AMD posts highest Q1 result ever — Strong CPU sales, but GPUs and gaming trail behind
AMD posts highest Q1 result ever — Strong CPU sales, but GPUs and gaming trail behind

AMD posts highest Q1 result ever — Strong CPU sales, but GPUs and gaming trail behind

I would help out their GPU sales if they were ever in stock.
I had luck with Microcenter last week (if you have one near you); checked their website at my preferred location and they had 9070 XTs in stock, went after work and I got one.
I have one about an hour away and no luck so far at that location.
Edit: oh damn, they are in stock today!
Edit2: it was one and now its gone :(
It's a huge gamble for manufacturers to order a large allocation of wafers a year in advance of actual retail sales. The market can shift considerably in that time. They probably didn't expect Nvidia to shit the bed so badly.
Wait, are you saying if they had more product, they could sell more product?
Sounds like voodoo economics to me!
The last time they had plenty of stock and cards people wanted to buy at the same time was the RX 200 series.

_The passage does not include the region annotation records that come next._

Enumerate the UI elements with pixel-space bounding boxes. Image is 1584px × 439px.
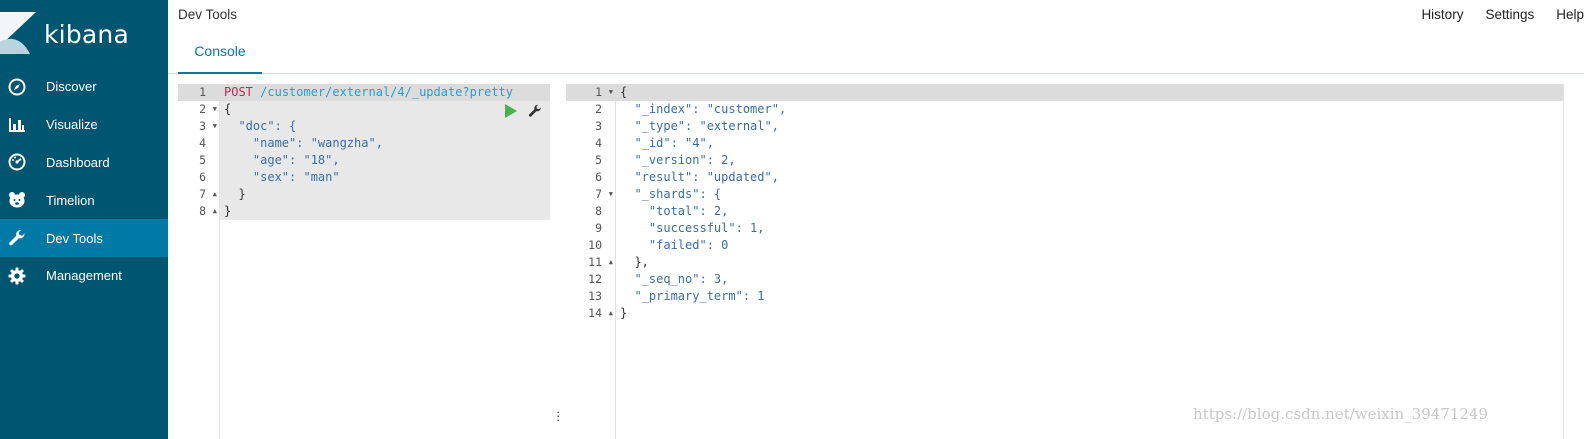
sidebar-item-label: Dev Tools bbox=[46, 230, 103, 246]
play-icon[interactable] bbox=[504, 104, 518, 118]
bar-chart-icon bbox=[8, 116, 26, 134]
line-number: 5 bbox=[199, 153, 206, 167]
top-nav-links: History Settings Help bbox=[1399, 7, 1584, 22]
timelion-bear-icon bbox=[8, 191, 26, 209]
code-line: } bbox=[224, 187, 246, 201]
code-line: "_seq_no": 3, bbox=[620, 272, 729, 286]
code-line: "age": "18", bbox=[224, 153, 340, 167]
line-number: 7 ▲ bbox=[199, 186, 217, 203]
line-number: 9 bbox=[595, 221, 602, 235]
code-line: }, bbox=[620, 255, 649, 269]
line-number: 14 ▲ bbox=[588, 305, 613, 322]
line-number: 6 bbox=[199, 170, 206, 184]
line-number: 4 bbox=[199, 136, 206, 150]
sidebar-item-dashboard[interactable]: Dashboard bbox=[0, 144, 168, 182]
sidebar-item-dev-tools[interactable]: Dev Tools bbox=[0, 219, 168, 257]
sidebar-item-management[interactable]: Management bbox=[0, 257, 168, 295]
tab-bar: Console bbox=[168, 30, 1584, 74]
sidebar-item-discover[interactable]: Discover bbox=[0, 68, 168, 106]
resize-handle-icon[interactable]: · · · bbox=[556, 405, 560, 426]
line-number: 8 bbox=[595, 204, 602, 218]
tab-console[interactable]: Console bbox=[178, 30, 262, 74]
line-number: 10 bbox=[588, 238, 602, 252]
sidebar-item-label: Timelion bbox=[46, 192, 95, 208]
line-number: 12 bbox=[588, 272, 602, 286]
sidebar-item-label: Management bbox=[46, 268, 122, 284]
code-line: "_version": 2, bbox=[620, 153, 736, 167]
line-number: 2 bbox=[595, 102, 602, 116]
dashboard-icon bbox=[8, 153, 26, 171]
sidebar-item-label: Dashboard bbox=[46, 154, 110, 170]
line-number: 5 bbox=[595, 153, 602, 167]
fold-arrow-icon[interactable]: ▼ bbox=[209, 101, 217, 118]
request-url: /customer/external/4/_update?pretty bbox=[260, 85, 514, 99]
sidebar-nav: Discover Visualize Dashboard Timelion De… bbox=[0, 68, 168, 295]
code-line: "_index": "customer", bbox=[620, 102, 787, 116]
wrench-icon bbox=[8, 229, 26, 247]
sidebar-item-label: Visualize bbox=[46, 117, 98, 133]
brand[interactable]: kibana bbox=[0, 0, 168, 68]
compass-icon bbox=[8, 78, 26, 96]
code-line: "failed": 0 bbox=[620, 238, 729, 252]
response-viewer[interactable]: 1 ▼ 2 3 4 5 6 7 ▼ 8 9 10 11 ▲ 12 13 14 ▲ { "… bbox=[566, 84, 1564, 439]
line-number: 1 ▼ bbox=[566, 84, 616, 101]
code-line: } bbox=[224, 204, 232, 218]
response-scrollbar[interactable] bbox=[1563, 84, 1564, 439]
fold-arrow-icon[interactable]: ▲ bbox=[209, 203, 217, 220]
sidebar-item-timelion[interactable]: Timelion bbox=[0, 181, 168, 219]
code-line: "_shards": { bbox=[620, 187, 722, 201]
response-gutter: 1 ▼ 2 3 4 5 6 7 ▼ 8 9 10 11 ▲ 12 13 14 ▲ bbox=[566, 84, 616, 439]
line-number: 3 ▼ bbox=[199, 118, 217, 135]
settings-link[interactable]: Settings bbox=[1485, 7, 1534, 22]
pane-resizer[interactable]: · · · bbox=[553, 84, 563, 439]
fold-arrow-icon[interactable]: ▼ bbox=[209, 118, 217, 135]
line-number: 3 bbox=[595, 119, 602, 133]
code-line: "total": 2, bbox=[620, 204, 729, 218]
fold-arrow-icon[interactable]: ▲ bbox=[605, 305, 613, 322]
request-method: POST bbox=[224, 85, 253, 99]
code-line: "_type": "external", bbox=[620, 119, 779, 133]
fold-arrow-icon[interactable]: ▲ bbox=[605, 254, 613, 271]
wrench-icon[interactable] bbox=[528, 104, 542, 118]
fold-arrow-icon[interactable]: ▼ bbox=[605, 186, 613, 203]
code-line: "_id": "4", bbox=[620, 136, 714, 150]
line-number: 6 bbox=[595, 170, 602, 184]
request-editor[interactable]: 1 2 ▼ 3 ▼ 4 5 6 7 ▲ 8 ▲ POST /customer/exter… bbox=[178, 84, 550, 439]
fold-arrow-icon[interactable]: ▼ bbox=[605, 84, 613, 101]
line-number: 11 ▲ bbox=[588, 254, 613, 271]
line-number: 2 ▼ bbox=[199, 101, 217, 118]
code-line: { bbox=[224, 102, 232, 116]
line-number: 13 bbox=[588, 289, 602, 303]
history-link[interactable]: History bbox=[1421, 7, 1463, 22]
gear-icon bbox=[8, 267, 26, 285]
line-number: 4 bbox=[595, 136, 602, 150]
sidebar-item-visualize[interactable]: Visualize bbox=[0, 106, 168, 144]
top-bar: Dev Tools History Settings Help bbox=[168, 0, 1584, 30]
code-line: "_primary_term": 1 bbox=[620, 289, 765, 303]
code-line: } bbox=[620, 306, 628, 320]
line-number: 7 ▼ bbox=[595, 186, 613, 203]
kibana-logo-icon bbox=[0, 12, 36, 54]
line-number: 8 ▲ bbox=[199, 203, 217, 220]
sidebar-item-label: Discover bbox=[46, 79, 97, 95]
help-link[interactable]: Help bbox=[1556, 7, 1584, 22]
code-line: "successful": 1, bbox=[620, 221, 765, 235]
code-line: "sex": "man" bbox=[224, 170, 340, 184]
request-code[interactable]: POST /customer/external/4/_update?pretty… bbox=[220, 84, 550, 439]
code-line: "doc": { bbox=[224, 119, 297, 133]
code-line: { bbox=[620, 85, 628, 99]
code-line: "result": "updated", bbox=[620, 170, 779, 184]
sidebar: kibana Discover Visualize Dashboard Time… bbox=[0, 0, 168, 439]
request-line: POST /customer/external/4/_update?pretty bbox=[224, 84, 513, 101]
brand-name: kibana bbox=[44, 20, 129, 49]
line-number: 1 bbox=[178, 84, 220, 101]
response-code[interactable]: { "_index": "customer", "_type": "extern… bbox=[616, 84, 1564, 439]
watermark: https://blog.csdn.net/weixin_39471249 bbox=[1193, 405, 1489, 423]
fold-arrow-icon[interactable]: ▲ bbox=[209, 186, 217, 203]
request-gutter: 1 2 ▼ 3 ▼ 4 5 6 7 ▲ 8 ▲ bbox=[178, 84, 220, 439]
page-title: Dev Tools bbox=[178, 7, 238, 22]
code-line: "name": "wangzha", bbox=[224, 136, 383, 150]
active-line-highlight bbox=[616, 84, 1564, 101]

They sold lots of cards, but part of the reason people wanted them was because they were priced fairly low because the cards were sold with low margins, so they didn't make a huge amount of money, helping to subsidise their CPU division when it was making a loss, but not more.
Shortly after this generation launched Litecoin ASIC mining hardware became available, so suddenly the used market was flooded with these current-generation cards, making it make little sense to buy a new one for RRP, so towards the end of the generation, the cards were sold new at a loss just to make space. That meant they needed to release the next generation cards to convince people to buy them, but as they were just a refresh generation (basically the same GPUs but clocked higher and with lower model numbers with only the top-end Fury card being new silicon) it was hard to sell 300-series cards when they cost more than equivalent 200-series ones.
That meant they had less money to develop Polaris and Vegas than they wanted, so they ended up delayed. Polaris sold okay, but was only available as low-margin low-end cards, so didn't make a huge amount of money. Vega ended up delayed by so long that Nvidia got an entire extra generation out, so AMD's GTX 980 competitor ended up being an ineffective GTX 1070 competitor, and had to be sold for much less than planned, so again, didn't make much money.
That problem compounded for years until Nvidia ran into their own problems recently.
It's not unreasonable to claim that AMD graphics cards being in stock at the wrong time caused them a decade of problems.